Wen Jiabao besucht Deutschland:Heikle Geschäfte mit dem Kaufmann aus Peking

Der staatlich gesteuerte Turbokapitalismus made in China kauft sich in Deutschland und Europa ein. Peking erhöht so seine politische und ökonomische Macht. Daraus entsteht Abhängigkeit - und die macht duldsam. Bei aller Euphorie über expandierende Märkte, neue Arbeitsplätze und gute Gewinne: Im Falle Chinas muss das keine gute Nachricht sein.

Stefan Kornelius

Chinas Staatsholding und chinesische Investoren kaufen nicht nur Wiesen und Felder in Europa auf, sie investieren auch in Häfen, Eisenbahnlinien und Telefongesellschaften. China kauft diese Marktpuzzles zusammen, weil jede erworbene Aktie die ökonomische und politische Macht Pekings in Deutschland und Europa erhöht. Damit wachsen auch Abhängigkeiten: Je stärker die Ökonomien verflochten sind, desto heikler werden die politischen Geschäfte. Abhängigkeit macht duldsam. Im Falle Chinas muss das keine gute Nachricht sein.

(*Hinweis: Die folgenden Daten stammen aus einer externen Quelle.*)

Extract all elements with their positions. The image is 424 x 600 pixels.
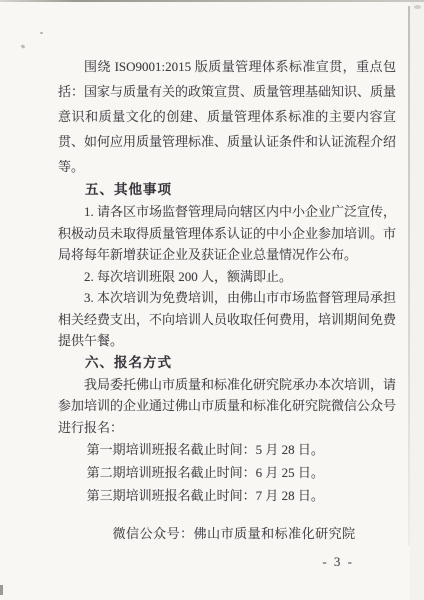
page-number: - 3 - <box>322 554 354 570</box>
section-heading-signup-method: 六、报名方式 <box>58 352 396 374</box>
wechat-account-note: 微信公众号：佛山市质量和标准化研究院 <box>58 522 396 545</box>
other-matters-item-3: 3. 本次培训为免费培训，由佛山市市场监督管理局承担相关经费支出，不向培训人员收… <box>58 287 396 352</box>
scan-speck <box>0 585 3 595</box>
intro-paragraph: 围绕 ISO9001:2015 版质量管理体系标准宣贯，重点包括：国家与质量有关… <box>58 54 396 179</box>
other-matters-item-1: 1. 请各区市场监督管理局向辖区内中小企业广泛宣传，积极动员未取得质量管理体系认… <box>58 201 396 266</box>
page-right-margin <box>410 0 424 600</box>
signup-deadline-1: 第一期培训班报名截止时间：5 月 28 日。 <box>58 438 396 461</box>
section-heading-other-matters: 五、其他事项 <box>58 179 396 201</box>
scan-speck <box>21 44 26 49</box>
signup-deadline-2: 第二期培训班报名截止时间：6 月 25 日。 <box>58 461 396 484</box>
scan-shadow-right <box>408 6 410 546</box>
signup-deadline-3: 第三期培训班报名截止时间：7 月 28 日。 <box>58 484 396 507</box>
scanned-document-page: 围绕 ISO9001:2015 版质量管理体系标准宣贯，重点包括：国家与质量有关… <box>0 0 424 600</box>
scan-speck <box>414 5 421 9</box>
scan-edge-top <box>0 0 424 2</box>
scan-speck <box>40 32 43 34</box>
other-matters-item-2: 2. 每次培训班限 200 人，额满即止。 <box>58 266 396 288</box>
document-body: 围绕 ISO9001:2015 版质量管理体系标准宣贯，重点包括：国家与质量有关… <box>58 54 396 545</box>
signup-intro-paragraph: 我局委托佛山市质量和标准化研究院承办本次培训，请参加培训的企业通过佛山市质量和标… <box>58 374 396 439</box>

Deutsch-Chinesische Regierungskonsultationen

Chinas Ministerpräsident Wen Jiabao und Bundeskanzlerin Angela Merkel: Chinas Weg zum Image des verlässlichen Wirtschaftspartners führt über Deutschland.

(Foto: dapd)

Bei aller Euphorie über expandierende Märkte, neue Arbeitsplätze und gute Gewinne gilt am Ende für alle Geschäfte zwischen China und Europa: Das chinesische System ist autoritär und agiert häufig willkürlich, das westliche System hingegen basiert vor allem auf rechtsstaatlichen Grundsätzen, wie sie in Demokratien üblich sind. Dieser Gegensatz wird schnell zum Problem.

Nun spricht nichts gegen Geschäfte mit Staaten anderer politischer Ordnungen, wenn ein paar unumstößliche Grundsätze der Menschenrechte und der Gerechtigkeit gewahrt bleiben. Aber: In den Beziehungen zwischen China und den Staaten Europas gibt es ein Abhängigkeitsgefälle, die Kräfteverhältnisse sind ungleich verteilt.

Der staatlich gesteuerte Turbokapitalismus made in China sucht Zugang zur freien Marktwirtschaft in Europa, um einen größeren Anteil vom Kuchen abzubekommen. Bisher profitierten Europa und dabei ganz besonders Deutschland stärker von den chinesischen Marktbedingungen (billige Arbeitsplätze, Hunger nach Hochtechnologie), als China Nutzen aus der Technologie und dem Entwicklungsvorsprung der Europäer ziehen konnte. Dies soll sich nun ändern. Da aber die neuen Investoren aus China ihre eigenen Regeln mitbringen, wird es immer wieder zu einem Zusammenstoß der unternehmerischen Kulturen und Wertvorstellungen kommen.

Deutschland kommt Schlüsselrolle zu

Diese neuen Kooperationen sind unberechenbar, beladen mit Misstrauen. Gerade kollabierte in Polen das größte, von Chinesen gesteuerte Infrastrukturprojekt in Europa. Offenbar waren die von den Chinesen offerierten Dumpingpreise selbst mit staatlicher Rückendeckung aus Peking nicht zu halten. China hat keinen guten Leumund als Investor und Arbeitgeber.

Das soll sich nun ändern, weil die Führung in Peking das Vertrauen der Hochtechnologie-Länder braucht, um zum nächsten Entwicklungssprung anzusetzen. Dazu also sucht China die Unterstützung gerade der deutschen Regierung. Mit dem politischen Placet aus Berlin könnte das Misstrauen gegen das frische Geld aus dem Osten schwinden.

Deutschland kommt eine Schlüsselrolle zu bei der Erhebung Chinas in den Stand eines soliden Kaufmanns. Deswegen sollte die Bundesregierung vorsichtig sein bei der Verleihung des Gütesiegels. Geld mag schnell verdient sein, aber den Ruf der Verlässlichkeit erwirbt man nicht über Nacht.